This is such a difficult thing for people to understand. It is because they confuse 'technology' and 'science'. Technology opens up possibilities whereas scientific discoveries rule-out possibilities.It's in the nature of the scientific method that it shuts down, rather than opening up, possibilities.any new discoveries are largely limited to refinements of existing understanding or, in the case of new discoveries that upend science as we know it, that they could not result in opening up a gateway for certain classes of gods to exist
This is counterintuitive for people who look at the advancement of technology, that builds on 'new scientific findings', but it is nevertheless true at a fundamental level.
Before science, anything is possible. Science works by ruling out as impossible, those things that can be shown to be impossible. That's what falsifying an hypothesis is.
As a result, new and revolutionary theories that 'upend science as we know it' must incorporate the established old science. When Einstein overturned Newton's gravitational theories, rocks didn't start falling upwards; Rather, the results reported by Newton remained as the core of Einstein's results - Einstein's equations include Newton's equations as highly accurate solutions in a very wide range of conditions, and then explain far better those edge cases where Newton's equations gave results that diverged measurably from observation.
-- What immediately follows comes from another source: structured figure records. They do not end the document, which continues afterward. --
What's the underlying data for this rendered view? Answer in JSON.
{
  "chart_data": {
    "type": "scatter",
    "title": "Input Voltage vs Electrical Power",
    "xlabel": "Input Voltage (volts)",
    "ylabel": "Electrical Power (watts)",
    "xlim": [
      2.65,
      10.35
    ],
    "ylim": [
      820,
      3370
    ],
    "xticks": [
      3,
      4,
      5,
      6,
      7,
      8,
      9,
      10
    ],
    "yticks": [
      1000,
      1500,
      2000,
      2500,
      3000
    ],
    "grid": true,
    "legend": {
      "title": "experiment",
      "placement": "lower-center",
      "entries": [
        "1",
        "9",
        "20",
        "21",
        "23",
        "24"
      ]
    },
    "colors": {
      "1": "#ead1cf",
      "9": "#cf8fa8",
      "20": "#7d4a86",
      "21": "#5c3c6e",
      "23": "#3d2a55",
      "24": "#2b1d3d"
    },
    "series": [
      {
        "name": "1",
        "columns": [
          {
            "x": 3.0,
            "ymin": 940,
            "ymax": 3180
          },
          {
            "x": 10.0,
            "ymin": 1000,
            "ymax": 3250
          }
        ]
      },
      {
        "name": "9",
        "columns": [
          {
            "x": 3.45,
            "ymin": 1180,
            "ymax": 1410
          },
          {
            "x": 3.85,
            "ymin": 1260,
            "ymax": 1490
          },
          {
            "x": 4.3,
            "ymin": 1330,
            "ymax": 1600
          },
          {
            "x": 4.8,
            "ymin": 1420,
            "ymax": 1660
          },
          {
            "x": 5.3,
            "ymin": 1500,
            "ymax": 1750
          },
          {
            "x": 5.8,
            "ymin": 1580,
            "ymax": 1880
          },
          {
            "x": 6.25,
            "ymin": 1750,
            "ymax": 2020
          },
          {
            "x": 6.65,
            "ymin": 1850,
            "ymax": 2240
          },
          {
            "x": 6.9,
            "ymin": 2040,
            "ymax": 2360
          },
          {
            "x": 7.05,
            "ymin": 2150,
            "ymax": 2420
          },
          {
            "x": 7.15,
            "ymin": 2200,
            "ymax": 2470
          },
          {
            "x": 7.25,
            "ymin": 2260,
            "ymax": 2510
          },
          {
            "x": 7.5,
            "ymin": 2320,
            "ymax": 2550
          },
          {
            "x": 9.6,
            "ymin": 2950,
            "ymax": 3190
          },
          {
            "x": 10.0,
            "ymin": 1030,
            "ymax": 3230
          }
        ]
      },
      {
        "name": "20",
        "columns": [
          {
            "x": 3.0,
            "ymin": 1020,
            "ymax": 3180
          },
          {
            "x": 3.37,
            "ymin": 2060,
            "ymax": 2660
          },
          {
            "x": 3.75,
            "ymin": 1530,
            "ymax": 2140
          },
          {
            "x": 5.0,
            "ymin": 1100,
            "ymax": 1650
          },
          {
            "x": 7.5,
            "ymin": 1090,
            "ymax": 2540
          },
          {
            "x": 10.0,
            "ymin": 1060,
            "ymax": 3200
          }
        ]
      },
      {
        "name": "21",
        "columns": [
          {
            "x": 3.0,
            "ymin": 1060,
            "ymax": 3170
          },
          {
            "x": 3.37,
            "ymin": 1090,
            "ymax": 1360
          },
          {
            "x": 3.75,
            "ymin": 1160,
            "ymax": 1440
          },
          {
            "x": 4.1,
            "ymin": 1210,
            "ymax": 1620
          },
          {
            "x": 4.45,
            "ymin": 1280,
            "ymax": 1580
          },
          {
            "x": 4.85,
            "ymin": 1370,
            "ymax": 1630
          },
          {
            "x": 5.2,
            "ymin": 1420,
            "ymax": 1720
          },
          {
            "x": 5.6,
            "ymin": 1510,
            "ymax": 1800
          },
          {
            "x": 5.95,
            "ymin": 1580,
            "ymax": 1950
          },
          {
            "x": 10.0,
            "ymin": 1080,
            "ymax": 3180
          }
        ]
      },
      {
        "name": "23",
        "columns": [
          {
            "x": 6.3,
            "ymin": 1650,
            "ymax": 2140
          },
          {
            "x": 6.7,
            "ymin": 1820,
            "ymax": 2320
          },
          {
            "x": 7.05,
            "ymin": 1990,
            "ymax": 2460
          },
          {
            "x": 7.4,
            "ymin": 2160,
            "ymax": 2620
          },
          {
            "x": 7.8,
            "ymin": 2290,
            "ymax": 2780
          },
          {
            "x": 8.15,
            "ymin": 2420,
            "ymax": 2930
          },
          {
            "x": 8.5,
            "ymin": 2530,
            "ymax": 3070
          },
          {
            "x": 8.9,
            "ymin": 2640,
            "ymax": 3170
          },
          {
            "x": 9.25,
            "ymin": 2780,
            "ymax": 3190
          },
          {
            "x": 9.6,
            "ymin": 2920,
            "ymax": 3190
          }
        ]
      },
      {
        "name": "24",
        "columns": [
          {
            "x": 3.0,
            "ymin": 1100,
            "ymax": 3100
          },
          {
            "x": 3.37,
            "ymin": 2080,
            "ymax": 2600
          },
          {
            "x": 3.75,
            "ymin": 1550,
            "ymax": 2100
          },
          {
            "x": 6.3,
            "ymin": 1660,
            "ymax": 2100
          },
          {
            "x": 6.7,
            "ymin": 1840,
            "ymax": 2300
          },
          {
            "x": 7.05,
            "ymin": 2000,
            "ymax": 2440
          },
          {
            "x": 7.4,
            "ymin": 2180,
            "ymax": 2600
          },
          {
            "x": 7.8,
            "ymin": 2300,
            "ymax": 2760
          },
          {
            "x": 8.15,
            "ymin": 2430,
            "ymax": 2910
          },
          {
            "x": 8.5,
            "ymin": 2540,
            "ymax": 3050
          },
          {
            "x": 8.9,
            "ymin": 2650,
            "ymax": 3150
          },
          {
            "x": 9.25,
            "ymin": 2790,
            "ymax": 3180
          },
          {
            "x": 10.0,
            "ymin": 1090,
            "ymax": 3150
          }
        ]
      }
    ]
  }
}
Any radical new physics (such as a grand theory unifying Relativity and Quantum Mechanics) would, in order not to be instantly self refuting, have to incorporate the results given by those existing theories in the realms where these are well tested against observation.
The Standard Model rules out unknown interactions at human scales; And any new physics would necessarily incorporate the Standard Model, at least at those scales at which it has been rigorously tested.
New theories that contradict the Standard Model under the conditions for which we have experimental confirmation are already proven to be wrong.
It's clear, given the severe problems with unifying QM and Relativity, that there exists physics we do not yet understand at all. But it's equally clear that any discovery of that currently unknown physics will not result in rocks that fall upwards, nor in currently unknown fundamental forces that are important at human scales.
There cannot be a new theory that renders such things possible, unless our existing theories are wildly and obviously wrong. They're not. We checked.
My statistic students frame it as "why do we 'fail to reject the null hypothesis rather than accept it?"